I thought it was a good beginning to season 2-1/2. 3 things I took from the eposide:

1) I think fromm his PD experience Rick just knows how to read people ( as experienced most cops do) and knew there was going to be trouble and was ready.

2) I think this will change Herchel's mind about wanting Rick et al to leave. They need a doctor, he needs protection that Rick< shane & Daryl can provide.

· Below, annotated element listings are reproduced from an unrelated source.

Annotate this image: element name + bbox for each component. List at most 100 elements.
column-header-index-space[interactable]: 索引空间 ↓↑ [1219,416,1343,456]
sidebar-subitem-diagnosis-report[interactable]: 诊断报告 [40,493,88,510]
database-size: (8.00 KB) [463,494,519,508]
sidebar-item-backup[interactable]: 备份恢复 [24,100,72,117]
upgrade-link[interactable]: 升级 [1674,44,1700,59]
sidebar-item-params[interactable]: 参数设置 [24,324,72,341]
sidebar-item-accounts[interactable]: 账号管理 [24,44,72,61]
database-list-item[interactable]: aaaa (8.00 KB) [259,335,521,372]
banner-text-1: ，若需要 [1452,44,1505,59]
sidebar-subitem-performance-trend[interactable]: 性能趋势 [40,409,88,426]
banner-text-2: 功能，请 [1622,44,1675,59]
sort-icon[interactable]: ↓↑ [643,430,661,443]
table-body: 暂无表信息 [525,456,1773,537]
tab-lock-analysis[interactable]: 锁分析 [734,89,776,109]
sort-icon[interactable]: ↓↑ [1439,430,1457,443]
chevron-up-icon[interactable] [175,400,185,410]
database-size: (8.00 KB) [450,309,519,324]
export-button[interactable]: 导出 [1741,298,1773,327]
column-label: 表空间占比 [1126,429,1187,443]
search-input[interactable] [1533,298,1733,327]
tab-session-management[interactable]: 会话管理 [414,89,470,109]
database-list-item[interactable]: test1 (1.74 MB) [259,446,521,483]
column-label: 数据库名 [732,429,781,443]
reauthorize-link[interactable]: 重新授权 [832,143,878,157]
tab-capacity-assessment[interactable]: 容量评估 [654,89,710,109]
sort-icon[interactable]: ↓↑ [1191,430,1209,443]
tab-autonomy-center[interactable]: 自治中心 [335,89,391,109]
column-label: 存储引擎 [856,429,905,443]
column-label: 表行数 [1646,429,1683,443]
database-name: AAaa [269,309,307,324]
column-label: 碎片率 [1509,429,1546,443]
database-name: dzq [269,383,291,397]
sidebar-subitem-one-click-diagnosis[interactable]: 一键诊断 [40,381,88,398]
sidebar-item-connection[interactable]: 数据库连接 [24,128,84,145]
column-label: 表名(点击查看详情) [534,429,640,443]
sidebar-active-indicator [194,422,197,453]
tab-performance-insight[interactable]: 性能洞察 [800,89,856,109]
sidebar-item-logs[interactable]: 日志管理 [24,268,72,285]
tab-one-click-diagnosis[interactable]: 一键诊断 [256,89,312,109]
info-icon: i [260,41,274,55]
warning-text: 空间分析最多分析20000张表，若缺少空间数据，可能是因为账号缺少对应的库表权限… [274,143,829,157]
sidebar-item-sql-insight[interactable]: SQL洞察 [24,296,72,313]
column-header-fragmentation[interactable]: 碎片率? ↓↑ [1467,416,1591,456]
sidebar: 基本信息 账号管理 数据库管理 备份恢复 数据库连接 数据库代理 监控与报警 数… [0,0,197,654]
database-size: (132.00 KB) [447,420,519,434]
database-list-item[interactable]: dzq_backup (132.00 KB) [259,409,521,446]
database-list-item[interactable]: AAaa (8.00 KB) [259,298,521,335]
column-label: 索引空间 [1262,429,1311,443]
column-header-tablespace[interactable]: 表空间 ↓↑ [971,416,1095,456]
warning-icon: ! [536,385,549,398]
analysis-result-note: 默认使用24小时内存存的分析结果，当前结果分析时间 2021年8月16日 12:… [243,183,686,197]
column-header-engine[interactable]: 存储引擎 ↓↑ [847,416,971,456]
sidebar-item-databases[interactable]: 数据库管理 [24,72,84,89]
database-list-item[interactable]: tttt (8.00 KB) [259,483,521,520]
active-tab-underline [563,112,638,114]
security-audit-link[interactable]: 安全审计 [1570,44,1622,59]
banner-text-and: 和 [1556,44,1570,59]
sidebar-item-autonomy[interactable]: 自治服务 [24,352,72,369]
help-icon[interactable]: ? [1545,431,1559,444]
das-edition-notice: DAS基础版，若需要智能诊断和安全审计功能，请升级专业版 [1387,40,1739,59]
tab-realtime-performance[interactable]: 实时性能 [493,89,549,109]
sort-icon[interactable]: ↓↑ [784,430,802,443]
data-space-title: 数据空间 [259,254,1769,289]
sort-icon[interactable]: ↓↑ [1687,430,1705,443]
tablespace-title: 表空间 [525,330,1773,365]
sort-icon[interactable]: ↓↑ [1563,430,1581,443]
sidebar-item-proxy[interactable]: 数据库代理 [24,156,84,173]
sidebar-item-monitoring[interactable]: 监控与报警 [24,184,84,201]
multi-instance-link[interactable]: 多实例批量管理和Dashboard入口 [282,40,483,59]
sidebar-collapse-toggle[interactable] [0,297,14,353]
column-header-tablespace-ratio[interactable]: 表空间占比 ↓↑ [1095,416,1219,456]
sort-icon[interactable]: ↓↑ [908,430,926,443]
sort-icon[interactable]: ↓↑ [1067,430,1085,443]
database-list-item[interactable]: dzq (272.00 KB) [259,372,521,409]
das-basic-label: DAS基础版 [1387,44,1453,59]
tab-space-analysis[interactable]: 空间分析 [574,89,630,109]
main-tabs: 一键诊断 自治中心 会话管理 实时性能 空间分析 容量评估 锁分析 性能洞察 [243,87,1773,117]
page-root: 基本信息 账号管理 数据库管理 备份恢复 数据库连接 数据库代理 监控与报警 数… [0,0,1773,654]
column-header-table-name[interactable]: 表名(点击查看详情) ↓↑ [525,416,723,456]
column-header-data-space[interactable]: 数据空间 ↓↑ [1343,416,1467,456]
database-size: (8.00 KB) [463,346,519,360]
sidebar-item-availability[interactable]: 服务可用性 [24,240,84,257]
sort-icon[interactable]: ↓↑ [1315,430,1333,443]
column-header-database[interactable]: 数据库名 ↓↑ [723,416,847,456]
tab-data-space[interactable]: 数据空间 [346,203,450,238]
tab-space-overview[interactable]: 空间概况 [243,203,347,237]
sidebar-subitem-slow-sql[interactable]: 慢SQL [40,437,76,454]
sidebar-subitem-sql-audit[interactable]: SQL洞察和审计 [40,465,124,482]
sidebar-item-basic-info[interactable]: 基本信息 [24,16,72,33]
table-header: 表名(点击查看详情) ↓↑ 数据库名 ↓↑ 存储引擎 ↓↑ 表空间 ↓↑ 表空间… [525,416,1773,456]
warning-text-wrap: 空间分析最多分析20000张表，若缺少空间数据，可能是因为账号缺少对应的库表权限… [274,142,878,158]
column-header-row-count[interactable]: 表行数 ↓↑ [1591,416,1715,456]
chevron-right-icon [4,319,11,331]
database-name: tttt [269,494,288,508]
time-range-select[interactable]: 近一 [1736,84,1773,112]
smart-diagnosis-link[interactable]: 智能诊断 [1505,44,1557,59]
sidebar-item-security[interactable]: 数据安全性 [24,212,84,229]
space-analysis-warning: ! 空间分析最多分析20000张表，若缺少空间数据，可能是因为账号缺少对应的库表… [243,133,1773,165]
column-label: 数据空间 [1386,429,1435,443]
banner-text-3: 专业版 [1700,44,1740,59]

3) Yes!!!!! Maybe they aren't going to neuter Daryl like I felt they did to Sawyer on Lost! He's sick of lookin' for people. Love it.

Great recap!

-Tim ALan

Zach Z said...

Way late to the party, but glad you two are back at this. About to sit down and watch the next episode can't wait to find out about any other people Dave and Tony might have been traveling with and what the repercussions are of Rick's actions.

Oh and Terriers was the most phenomenal show that nobody watched...well that and Party Down

yourblindspot said...

@ZachZ: Thanks, man! Me too. We're missing this week in crazy job-related business but will double up next week to make up for it.

I dig your blog, by the way. If you live in the LA area, are into DIY music and aren't familiar with Chad Metheny's stuff as Emperor X, you should definitely check it out. His new one was my favorite record of the year last year. Super cool.